With this technique, I have had absolutely consistent results even with storage >6 months. I've found that the 1:1 dilution provides me with the most convenient development times and finest grain at reasonable cost.

THis may sound like a lot of work, but it is convenient, consistent and predictable.

-- Steve Jones (srjones10@home.com), December 02, 2000.


Yep, "convenient, consistent and predictable", UNTIL IT HAPPENS TO YOU. Xtol can be a marvelous developer when it works. But the mysterious underdevelopment problem can crop up without warning. Then, the 5 litre packaging has had major problems with the sealing of the part A packet. Got a nice batch of them with powder leaking all over the place. This was AFTER The Yellow Peril assured me it had been fixed. Went to the nearby camera store & took the packaging off the shelf, set it on the store counter & watched the white powder of the A packet make little sandpiles. EK replaces two packs but haven't yet replaced the three others I had that were leaking. I was using Xtol heavily as the results were very nice. I mix it to a gallon container, not a 5 litre one, for stock. Tested my times & got them standardized. Then had three rolls processed in a new batch at 1:1 come out so far underdeveloped they were unusable. NO change in developing habits and while using Distilled water. The fresh developer was less than a day old, my usual mixing procedures followed, and results for a client that were a total bust. EK tells me I did something wrong. They are probably right. So, I solved that problem in the darkroom by using Ilford ID11, and the problem has not returned. There is too much The Yellow Godfather is not telling us about Xtol. It should be one of the best products they have but somehow Quality Control isn't up to the task of producing the product so that it is reliable.

-- Dan Smith (shooter@brigham.net), December 06, 2000.
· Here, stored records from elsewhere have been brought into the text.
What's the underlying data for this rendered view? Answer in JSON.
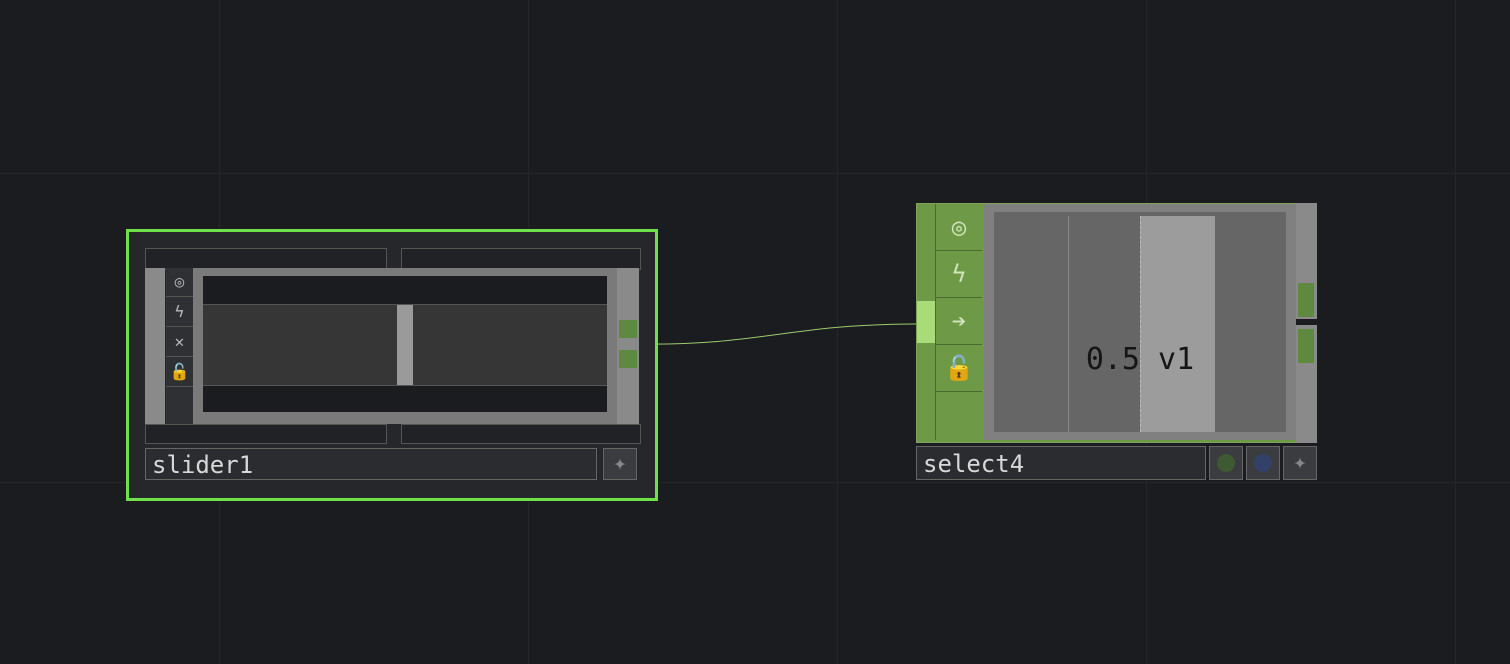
{
  "nodes": {
    "slider": {
      "name": "slider1",
      "value": 0.5,
      "icons": [
        "target-icon",
        "pulse-icon",
        "close-icon",
        "lock-icon"
      ],
      "icon_glyphs": [
        "◎",
        "ϟ",
        "✕",
        "🔓"
      ],
      "star_glyph": "✦",
      "border_color": "#6fe04a"
    },
    "select": {
      "name": "select4",
      "value_label": "0.5 v1",
      "icons": [
        "target-icon",
        "pulse-icon",
        "arrow-right-icon",
        "lock-icon"
      ],
      "icon_glyphs": [
        "◎",
        "ϟ",
        "➔",
        "🔓"
      ],
      "star_glyph": "✦",
      "flag_colors": [
        "#3f5a33",
        "#33406a"
      ],
      "body_color": "#6e9a48"
    }
  },
  "wire": {
    "from": "slider1",
    "to": "select4",
    "color": "#9ccc6a"
  }
}
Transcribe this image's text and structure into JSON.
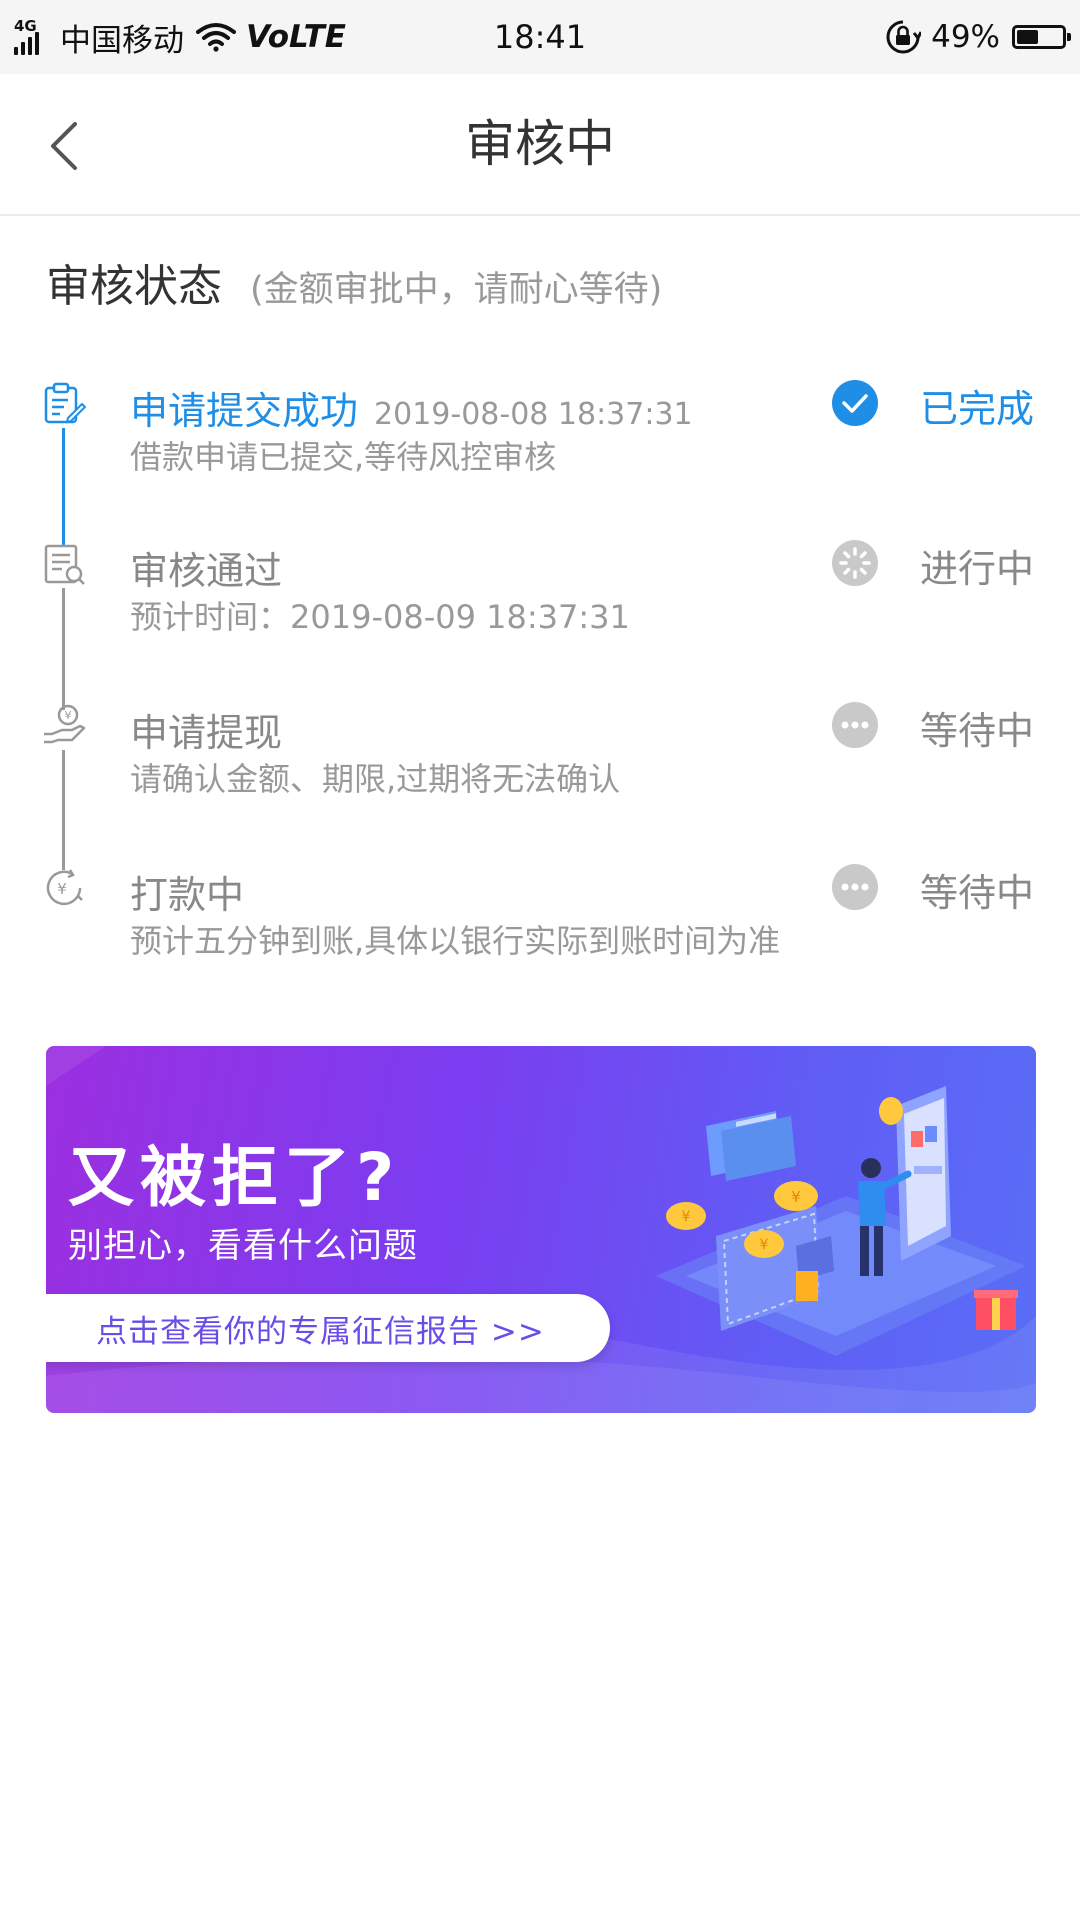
{
  "status_bar": {
    "network": "4G",
    "carrier": "中国移动",
    "volte": "VoLTE",
    "time": "18:41",
    "battery_percent": "49%",
    "battery_level": 0.49
  },
  "nav": {
    "title": "审核中"
  },
  "section": {
    "title": "审核状态",
    "subtitle": "(金额审批中，请耐心等待)"
  },
  "steps": [
    {
      "title": "申请提交成功",
      "time": "2019-08-08 18:37:31",
      "desc": "借款申请已提交,等待风控审核",
      "status": "已完成",
      "state": "done",
      "icon": "clipboard-icon"
    },
    {
      "title": "审核通过",
      "time": "",
      "desc": "预计时间：2019-08-09 18:37:31",
      "status": "进行中",
      "state": "in-progress",
      "icon": "document-search-icon"
    },
    {
      "title": "申请提现",
      "time": "",
      "desc": "请确认金额、期限,过期将无法确认",
      "status": "等待中",
      "state": "waiting",
      "icon": "hand-coin-icon"
    },
    {
      "title": "打款中",
      "time": "",
      "desc": "预计五分钟到账,具体以银行实际到账时间为准",
      "status": "等待中",
      "state": "waiting",
      "icon": "yuan-clock-icon"
    }
  ],
  "banner": {
    "title": "又被拒了?",
    "subtitle": "别担心，看看什么问题",
    "button_label": "点击查看你的专属征信报告 >>",
    "coin_symbol": "¥"
  },
  "colors": {
    "accent": "#1f8ee6",
    "muted": "#999999",
    "banner_start": "#9b2fe0",
    "banner_end": "#5a6ef6"
  }
}
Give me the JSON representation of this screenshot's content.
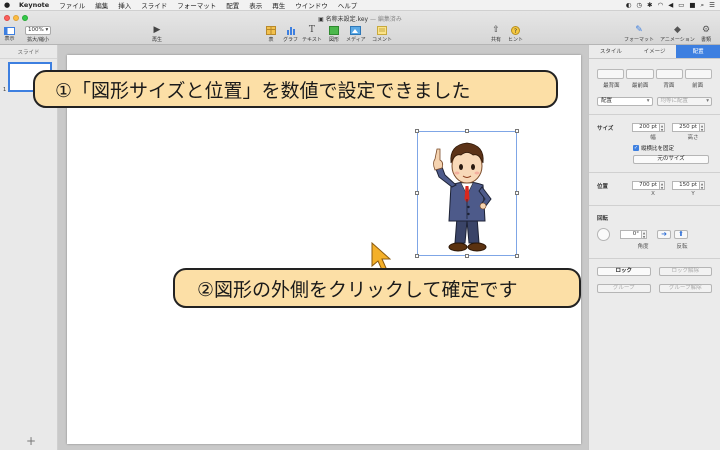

Sorry to hear that Dan. I mix Xtol 5l at a time. I used to develop a strip of test exposures in each new batch. Now I just develop a piece of exposed leader in a beaker to verify each batch. I order my 5l packs from B&H and have never seen this underexposure problem. I dilute 1+2.

-- Tim Brown (brownt@ase.com), December 06, 2000.

too many photographers are reporting problems with underdevelopment. when Xtol behaves it is simply marvelous. however, it always feels hit-and-miss, and I recently lost some TMY work because of this unpredictability. I am on a roll however, 5 litres, and beautiful TMX and TMY negatives once again. next failure, and out it goes. Tmax RS or ID-11 and no worries.

-- daniel taylor (aviator@agalis.net), December 06, 2000.

I replaced Rodinol with XTOL 2 years ago. I mix 1 liter XTOL batches with distilled water and throw out unused developer after 3 months. All development is one shot using Kodaks times for a CI of 0.52. I use 4oz of stock developer diluted 1:2 to develop 1 roll of small or medium format and 5oz of stock mixed 1:1 for 1 roll of 35mm. Films developed have been FP4, Verichrome, Tri-X, HP-5, APX 100 and 400 in both 120 and 35mm. Diluted 1:2, XTOL is wonderful with 120 film, (crisp with full tonal range). At 1:3 midtones are slightly compressed by compensation. Small format thrives in a 1:1 mix. I had one experience with thin negs using APX film in XTOL 1:3. Read Kodak's written reply concerning loss of developer activity in Luislopez 11/28/00 post and recall that Tmax Developer is very active. With Kodak's info I will avoid 1:3 dilution and believe I will continue to have consistent results. If not, I will miss the speed increase of XTOL as I switch to a D-76/ID-11 developer.